Cook Children’s nursing staff is recognized as one of the finest in the nation and became the first free-standing children’s hospital in the United States to gain the American Nurses Credentialing Center’s Magnet designation in 2006.
Lisa Farmer wanted to be a nurse since she was 3 years old, watching her father help people as a clinical psychologist. She saw firsthand how a nurse helps when she was treated for scoliosis as a high school student.
Lara Smith also faced back issues brought on by scoliosis as a teenager. A nurse from Canada named Sandy treated her, and Smith still remembers the way Sandy cared for her.
Kristie Denney grew up with a Cook Children’s nurse as a role model. Her stepmother was a surgery nurse, and Denney followed in her stepmother’s footsteps when she also became a nurse at Cook Children’s.
Today, Farmer, Smith, and Denney serve as influences of their own, with nearly 30 years of experience among them. Their hospital, Cook Children’s, is recognized as one of the finest in the nation and became the first free-standing children’s hospital in the United States to gain the American Nurses Credentialing Center’s Magnet designation in 2006.
Only 5 percent of hospitals in the country hold this coveted recognition, which is one of the most prestigious honors a hospital and nursing staff can achieve. ANCC, a subsidiary of the American Nurses Association, developed the Magnet program to recognize health care organizations that provide the very best in nursing care.
“Congratulations to the distinguished nursing staff of Cook Children's for this prestigious honor. They have shown true excellence in practice and fulfill our promise to every child, every day. They inspire so many with their unwavering dedication and commitment to providing the very highest quality of care possible for their young patients,” said Rick Merrill, president and CEO of Cook Children’s. "These fine men and women are led by their hearts, and parents know that our nursing family will care for their sick children as if they were their own."
As members of the Magnet Council, Denney, Farmer, and Smith are working on renewing Cook Children’s elite status for 2010.

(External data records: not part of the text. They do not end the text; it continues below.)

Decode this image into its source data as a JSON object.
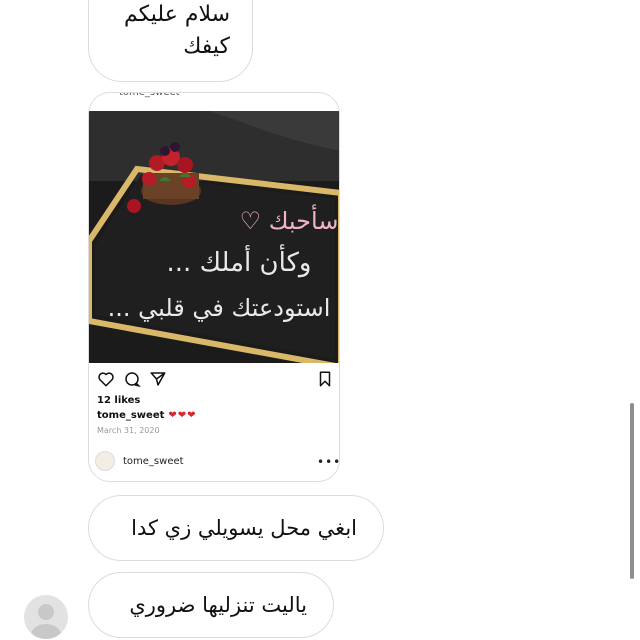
{
  "messages": {
    "first": {
      "line1": "سلام عليكم",
      "line2": "كيفك"
    },
    "second": "ابغي محل يسويلي زي كدا",
    "third": "ياليت تنزليها ضروري"
  },
  "shared_post": {
    "top_username": "tome_sweet",
    "image_text": {
      "line1": "سأحبك ♡",
      "line2": "وكأن أملك ...",
      "line3": "استودعتك في قلبي ..."
    },
    "icons": [
      "heart-icon",
      "comment-icon",
      "share-icon",
      "bookmark-icon"
    ],
    "likes": "12 likes",
    "caption_user": "tome_sweet",
    "caption_hearts": "❤❤❤",
    "date": "March 31, 2020",
    "footer_username": "tome_sweet",
    "more_icon": "•••"
  },
  "colors": {
    "bubble_border": "#dcdcdc",
    "heart_red": "#d8262b",
    "chalk_pink": "#f2b3c6"
  }
}
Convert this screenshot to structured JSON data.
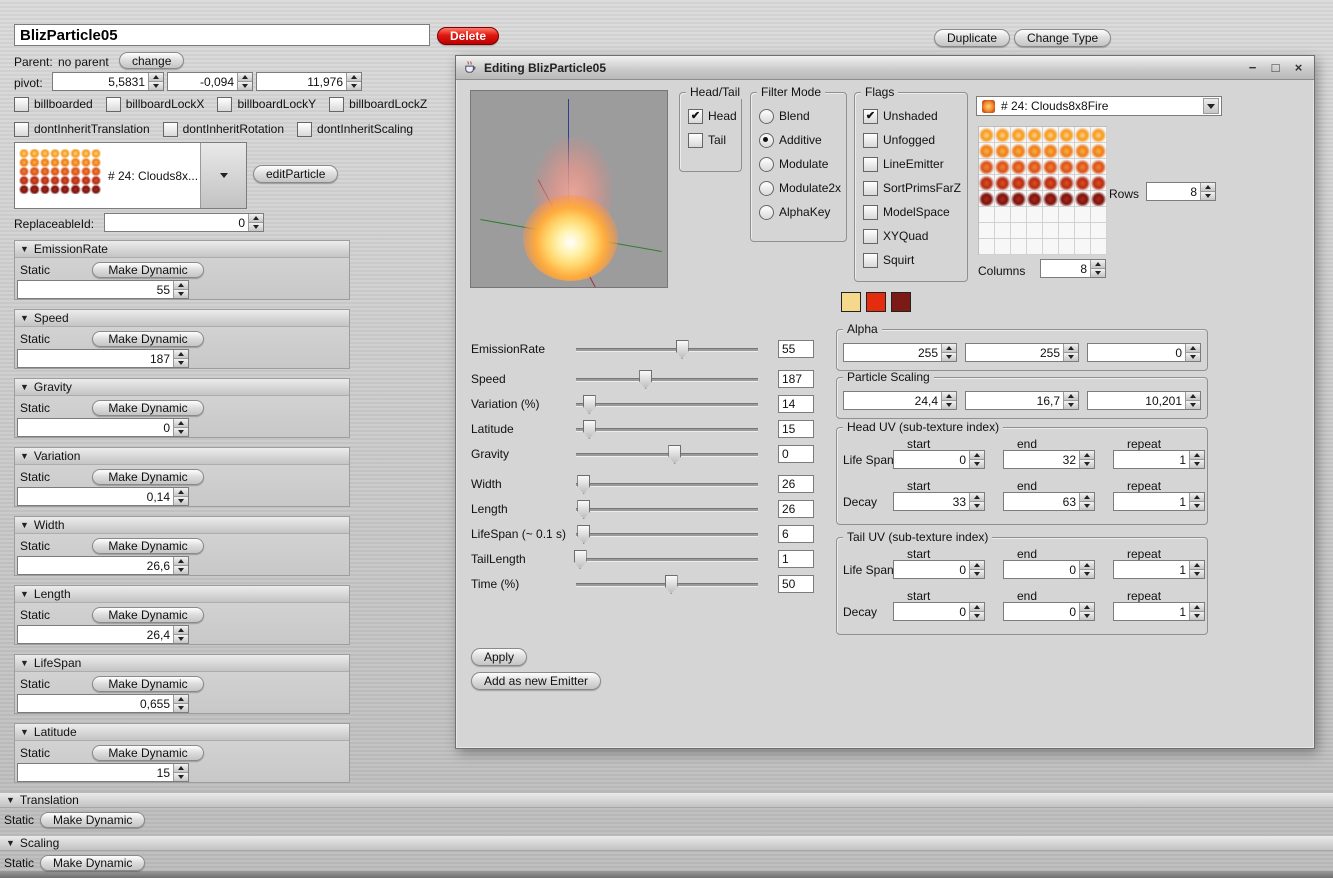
{
  "icons": {
    "collapse": "▼",
    "check": "✔",
    "minimize": "−",
    "maximize": "□",
    "close": "×"
  },
  "colors": {
    "accent_red": "#cf1c12",
    "swatches": [
      "#f6d88c",
      "#e42c0e",
      "#7c1a16"
    ]
  },
  "main": {
    "name_value": "BlizParticle05",
    "delete_label": "Delete",
    "duplicate_label": "Duplicate",
    "change_type_label": "Change Type",
    "parent_label": "Parent:",
    "parent_value": "no parent",
    "change_label": "change",
    "pivot_label": "pivot:",
    "pivot_values": [
      "5,5831",
      "-0,094",
      "11,976"
    ],
    "checkbox_rows": [
      [
        {
          "label": "billboarded",
          "checked": false
        },
        {
          "label": "billboardLockX",
          "checked": false
        },
        {
          "label": "billboardLockY",
          "checked": false
        },
        {
          "label": "billboardLockZ",
          "checked": false
        }
      ],
      [
        {
          "label": "dontInheritTranslation",
          "checked": false
        },
        {
          "label": "dontInheritRotation",
          "checked": false
        },
        {
          "label": "dontInheritScaling",
          "checked": false
        }
      ]
    ],
    "texture_combo_label": "# 24: Clouds8x...",
    "edit_particle_label": "editParticle",
    "replaceable_label": "ReplaceableId:",
    "replaceable_value": "0",
    "static_label": "Static",
    "make_dynamic_label": "Make Dynamic",
    "sections": [
      {
        "title": "EmissionRate",
        "value": "55"
      },
      {
        "title": "Speed",
        "value": "187"
      },
      {
        "title": "Gravity",
        "value": "0"
      },
      {
        "title": "Variation",
        "value": "0,14"
      },
      {
        "title": "Width",
        "value": "26,6"
      },
      {
        "title": "Length",
        "value": "26,4"
      },
      {
        "title": "LifeSpan",
        "value": "0,655"
      },
      {
        "title": "Latitude",
        "value": "15"
      }
    ],
    "bottom_sections": [
      "Translation",
      "Scaling"
    ]
  },
  "dialog": {
    "title": "Editing BlizParticle05",
    "head_tail_title": "Head/Tail",
    "head_tail": [
      {
        "label": "Head",
        "checked": true
      },
      {
        "label": "Tail",
        "checked": false
      }
    ],
    "filter_mode_title": "Filter Mode",
    "filter_modes": [
      {
        "label": "Blend",
        "selected": false
      },
      {
        "label": "Additive",
        "selected": true
      },
      {
        "label": "Modulate",
        "selected": false
      },
      {
        "label": "Modulate2x",
        "selected": false
      },
      {
        "label": "AlphaKey",
        "selected": false
      }
    ],
    "flags_title": "Flags",
    "flags": [
      {
        "label": "Unshaded",
        "checked": true
      },
      {
        "label": "Unfogged",
        "checked": false
      },
      {
        "label": "LineEmitter",
        "checked": false
      },
      {
        "label": "SortPrimsFarZ",
        "checked": false
      },
      {
        "label": "ModelSpace",
        "checked": false
      },
      {
        "label": "XYQuad",
        "checked": false
      },
      {
        "label": "Squirt",
        "checked": false
      }
    ],
    "texture_combo_label": "# 24: Clouds8x8Fire",
    "rows_label": "Rows",
    "rows_value": "8",
    "columns_label": "Columns",
    "columns_value": "8",
    "sliders": [
      {
        "label": "EmissionRate",
        "value": "55",
        "percent": 58
      },
      {
        "label": "Speed",
        "value": "187",
        "percent": 38
      },
      {
        "label": "Variation (%)",
        "value": "14",
        "percent": 7
      },
      {
        "label": "Latitude",
        "value": "15",
        "percent": 7
      },
      {
        "label": "Gravity",
        "value": "0",
        "percent": 54
      },
      {
        "label": "Width",
        "value": "26",
        "percent": 4
      },
      {
        "label": "Length",
        "value": "26",
        "percent": 4
      },
      {
        "label": "LifeSpan (~ 0.1 s)",
        "value": "6",
        "percent": 4
      },
      {
        "label": "TailLength",
        "value": "1",
        "percent": 2
      },
      {
        "label": "Time (%)",
        "value": "50",
        "percent": 52
      }
    ],
    "alpha_title": "Alpha",
    "alpha_values": [
      "255",
      "255",
      "0"
    ],
    "particle_scaling_title": "Particle Scaling",
    "particle_scaling_values": [
      "24,4",
      "16,7",
      "10,201"
    ],
    "uv_headers": [
      "start",
      "end",
      "repeat"
    ],
    "head_uv_title": "Head UV (sub-texture index)",
    "head_uv_rows": [
      {
        "label": "Life Span",
        "values": [
          "0",
          "32",
          "1"
        ]
      },
      {
        "label": "Decay",
        "values": [
          "33",
          "63",
          "1"
        ]
      }
    ],
    "tail_uv_title": "Tail UV (sub-texture index)",
    "tail_uv_rows": [
      {
        "label": "Life Span",
        "values": [
          "0",
          "0",
          "1"
        ]
      },
      {
        "label": "Decay",
        "values": [
          "0",
          "0",
          "1"
        ]
      }
    ],
    "apply_label": "Apply",
    "add_emitter_label": "Add as new Emitter",
    "texture_grid": {
      "rows": 8,
      "cols": 8,
      "row_colors": [
        "#ffd27a|#f6991f",
        "#f7b04a|#ef7d18",
        "#ef8136|#d9541a",
        "#d94f24|#b52f14",
        "#a8281c|#7c150f",
        "",
        "",
        ""
      ]
    }
  }
}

Farmer, a charge nurse and therapist in inpatient psychiatry, brings a unique experience because her child has been a patient at Cook Children’s for two surgeries. “I was so impressed with the facility, I went back got my master’s and watched the web site for two years,” Farmer said. “The first opportunity I got, I interviewed. I wanted to get my foot in the door. I was bound and determined.”

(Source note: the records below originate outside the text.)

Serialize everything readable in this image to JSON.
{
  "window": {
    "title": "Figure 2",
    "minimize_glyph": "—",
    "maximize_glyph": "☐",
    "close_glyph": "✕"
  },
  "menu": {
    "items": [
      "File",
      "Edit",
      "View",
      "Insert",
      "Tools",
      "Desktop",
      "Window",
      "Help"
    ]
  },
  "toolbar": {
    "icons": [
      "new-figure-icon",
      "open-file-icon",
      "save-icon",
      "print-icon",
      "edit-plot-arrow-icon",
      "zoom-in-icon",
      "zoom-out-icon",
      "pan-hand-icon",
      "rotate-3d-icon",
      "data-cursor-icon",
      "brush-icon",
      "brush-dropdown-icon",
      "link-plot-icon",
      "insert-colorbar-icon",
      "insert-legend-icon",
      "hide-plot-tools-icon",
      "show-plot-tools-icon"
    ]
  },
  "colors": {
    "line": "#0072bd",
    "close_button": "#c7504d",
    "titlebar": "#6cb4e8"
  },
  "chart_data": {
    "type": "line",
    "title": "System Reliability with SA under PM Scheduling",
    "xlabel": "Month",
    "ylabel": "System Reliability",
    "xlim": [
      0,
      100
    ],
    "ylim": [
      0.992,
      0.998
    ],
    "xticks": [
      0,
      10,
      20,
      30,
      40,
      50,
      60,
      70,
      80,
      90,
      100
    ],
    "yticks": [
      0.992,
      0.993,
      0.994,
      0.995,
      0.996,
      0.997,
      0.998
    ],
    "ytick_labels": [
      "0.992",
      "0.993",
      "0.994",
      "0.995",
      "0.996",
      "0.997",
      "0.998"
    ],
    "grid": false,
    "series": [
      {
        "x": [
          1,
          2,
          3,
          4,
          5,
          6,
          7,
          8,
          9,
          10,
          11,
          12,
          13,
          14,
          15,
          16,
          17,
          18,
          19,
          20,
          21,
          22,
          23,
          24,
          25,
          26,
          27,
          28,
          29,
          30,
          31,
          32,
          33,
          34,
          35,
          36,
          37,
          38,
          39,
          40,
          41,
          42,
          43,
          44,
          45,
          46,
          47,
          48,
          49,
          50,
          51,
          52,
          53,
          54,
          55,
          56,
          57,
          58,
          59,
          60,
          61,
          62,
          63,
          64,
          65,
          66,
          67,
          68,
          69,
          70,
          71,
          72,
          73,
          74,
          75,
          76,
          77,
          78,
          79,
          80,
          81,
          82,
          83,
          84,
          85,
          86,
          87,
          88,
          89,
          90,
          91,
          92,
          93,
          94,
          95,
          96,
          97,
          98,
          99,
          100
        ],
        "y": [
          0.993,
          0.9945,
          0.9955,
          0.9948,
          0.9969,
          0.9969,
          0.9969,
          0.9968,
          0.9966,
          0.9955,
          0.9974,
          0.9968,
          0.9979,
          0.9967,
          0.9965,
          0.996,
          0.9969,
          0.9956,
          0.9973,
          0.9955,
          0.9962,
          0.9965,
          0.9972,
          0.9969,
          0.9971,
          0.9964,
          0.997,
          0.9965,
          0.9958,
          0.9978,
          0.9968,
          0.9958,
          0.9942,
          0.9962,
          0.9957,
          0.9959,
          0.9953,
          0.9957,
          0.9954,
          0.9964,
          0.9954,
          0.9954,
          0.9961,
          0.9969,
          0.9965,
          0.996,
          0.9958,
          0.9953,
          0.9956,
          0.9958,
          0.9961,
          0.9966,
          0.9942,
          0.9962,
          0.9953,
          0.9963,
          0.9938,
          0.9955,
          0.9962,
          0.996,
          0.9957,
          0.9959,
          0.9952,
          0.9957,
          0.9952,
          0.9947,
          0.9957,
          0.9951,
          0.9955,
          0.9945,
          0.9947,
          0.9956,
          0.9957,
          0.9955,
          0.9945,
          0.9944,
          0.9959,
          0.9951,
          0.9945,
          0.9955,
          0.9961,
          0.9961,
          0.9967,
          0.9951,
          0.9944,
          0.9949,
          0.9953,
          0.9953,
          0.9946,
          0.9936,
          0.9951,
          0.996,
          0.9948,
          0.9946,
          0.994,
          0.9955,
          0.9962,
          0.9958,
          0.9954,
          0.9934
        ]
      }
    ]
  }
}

Farmer said she is impressed with the way nurses are treated at Cook Children’s, with an emphasis on continuing education and improving their professional career status.
Smith, who has been at Cook Children’s for 19 years, understands the lack of turnover because her fellow nurses are happy and want to stay with the system.

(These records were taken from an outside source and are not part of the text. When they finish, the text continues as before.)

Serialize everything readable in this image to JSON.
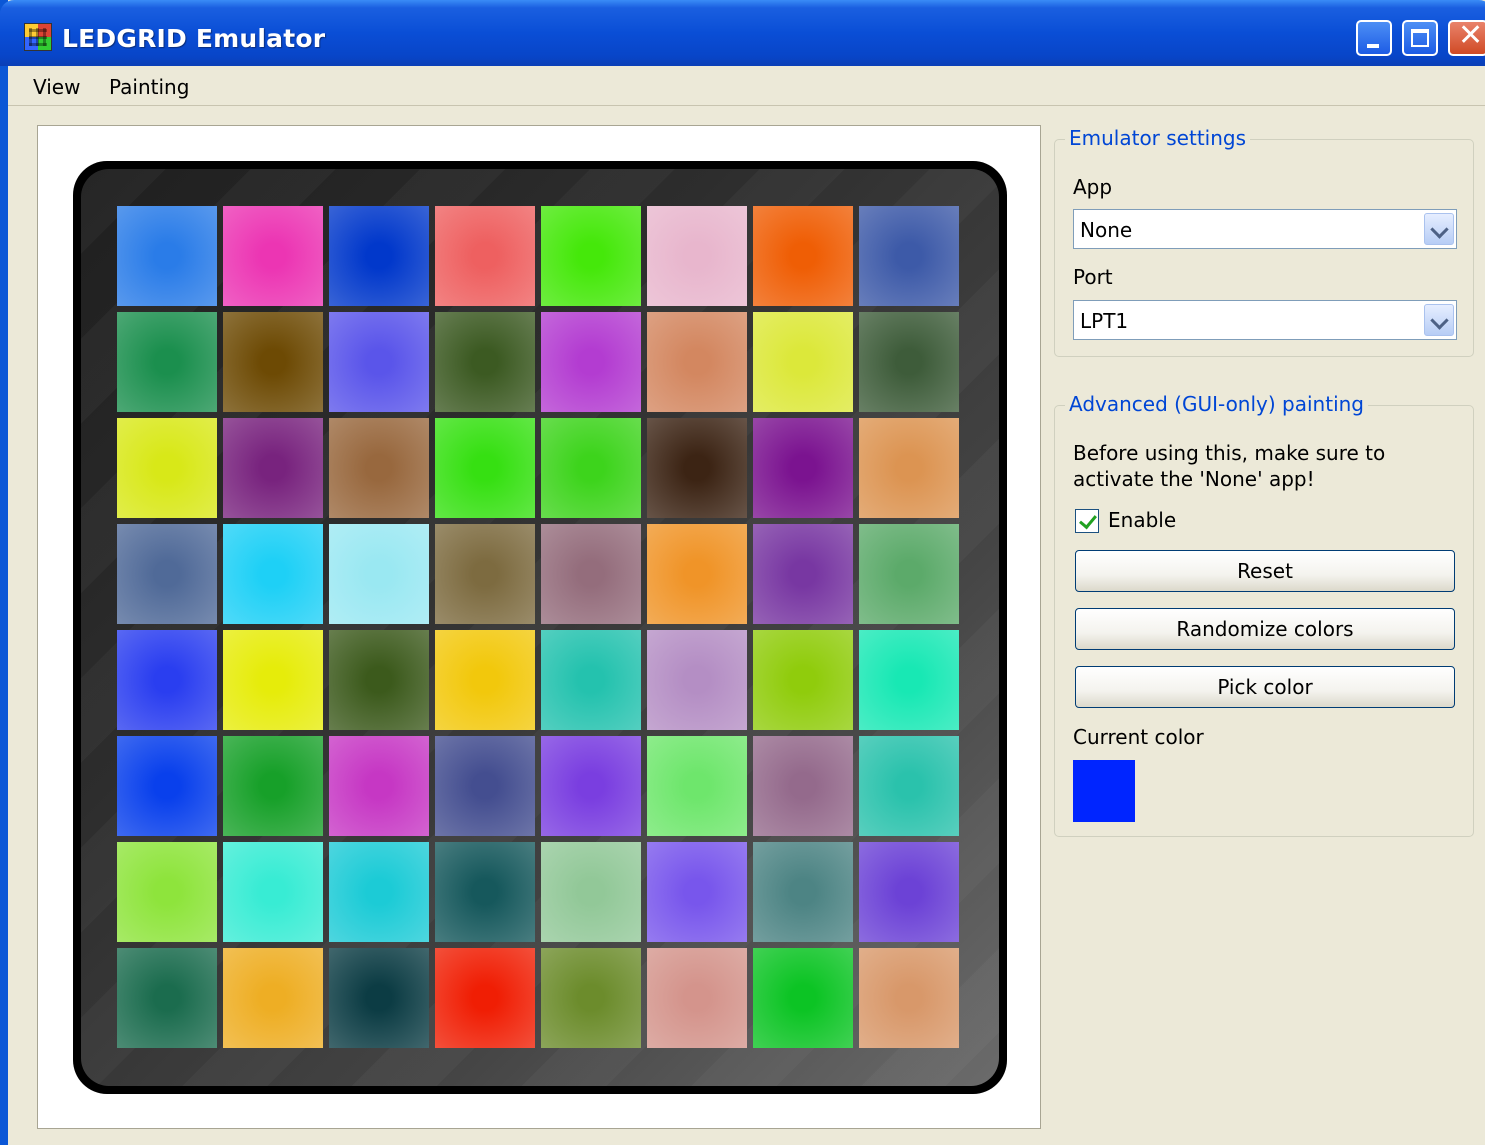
{
  "window": {
    "title": "LEDGRID Emulator"
  },
  "menu": {
    "items": [
      "View",
      "Painting"
    ]
  },
  "emulator_settings": {
    "title": "Emulator settings",
    "app_label": "App",
    "app_value": "None",
    "port_label": "Port",
    "port_value": "LPT1"
  },
  "painting": {
    "title": "Advanced (GUI-only) painting",
    "note": "Before using this, make sure to activate the 'None' app!",
    "enable_label": "Enable",
    "enable_checked": true,
    "reset_label": "Reset",
    "randomize_label": "Randomize colors",
    "pick_label": "Pick color",
    "current_color_label": "Current color",
    "current_color": "#0025ff"
  },
  "led_grid": {
    "rows": 8,
    "cols": 8,
    "colors": [
      [
        "#2a7ce8",
        "#ec35b3",
        "#0138cb",
        "#ee6060",
        "#45e80a",
        "#e8b6cd",
        "#ef5e05",
        "#3d5aa8"
      ],
      [
        "#1b8f4e",
        "#6d4a04",
        "#5a55ea",
        "#3c5a22",
        "#b33cd1",
        "#d38760",
        "#dce83a",
        "#3e5c3a"
      ],
      [
        "#d8e818",
        "#78237e",
        "#98683e",
        "#36e012",
        "#3dd41c",
        "#3c2414",
        "#7b1390",
        "#dc9452"
      ],
      [
        "#506a98",
        "#1ed0f6",
        "#9ae8f2",
        "#7d6b40",
        "#946d7c",
        "#f09428",
        "#7837a2",
        "#5caa6a"
      ],
      [
        "#2a3ef0",
        "#e6ec0a",
        "#3c5a1c",
        "#f2c80c",
        "#24c2ae",
        "#b48ec4",
        "#90cc0c",
        "#18e8b4"
      ],
      [
        "#0940ec",
        "#17a029",
        "#c637c4",
        "#444e90",
        "#7a3ee0",
        "#6ee66c",
        "#946a8c",
        "#2ac2ac"
      ],
      [
        "#8ee43c",
        "#38ecd4",
        "#1ccbd6",
        "#16585c",
        "#92c898",
        "#7856ec",
        "#4d8484",
        "#6c42d6"
      ],
      [
        "#1b6c4e",
        "#eeae24",
        "#0c3c44",
        "#f01e04",
        "#6c8c2c",
        "#d4948c",
        "#0cc424",
        "#d8986a"
      ]
    ]
  }
}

“We have such a high-quality nursing staff,” Smith, a nurse in the Special Procedure Unit, said. “Families feel it. A parent the other day put it best when she said, ‘I can tell you are the type of person that this is not just a job. This is your life.’”
Denney, a nurse in the Pediatric ICU, has worked at Cook Children’s for almost eight years. She said the nurses at Cook Children’s approach each day with the goals of making things better for the families they care for and of treating those children as if they were their own. While she has always known how special the nurses at Cook Children’s are, Denney said the Magnet recognition only proves it.
“It reaffirms everything I’ve always thought,” Denney said. “It tells people all over the nation, we have the most awesome nurses at Cook Children’s.”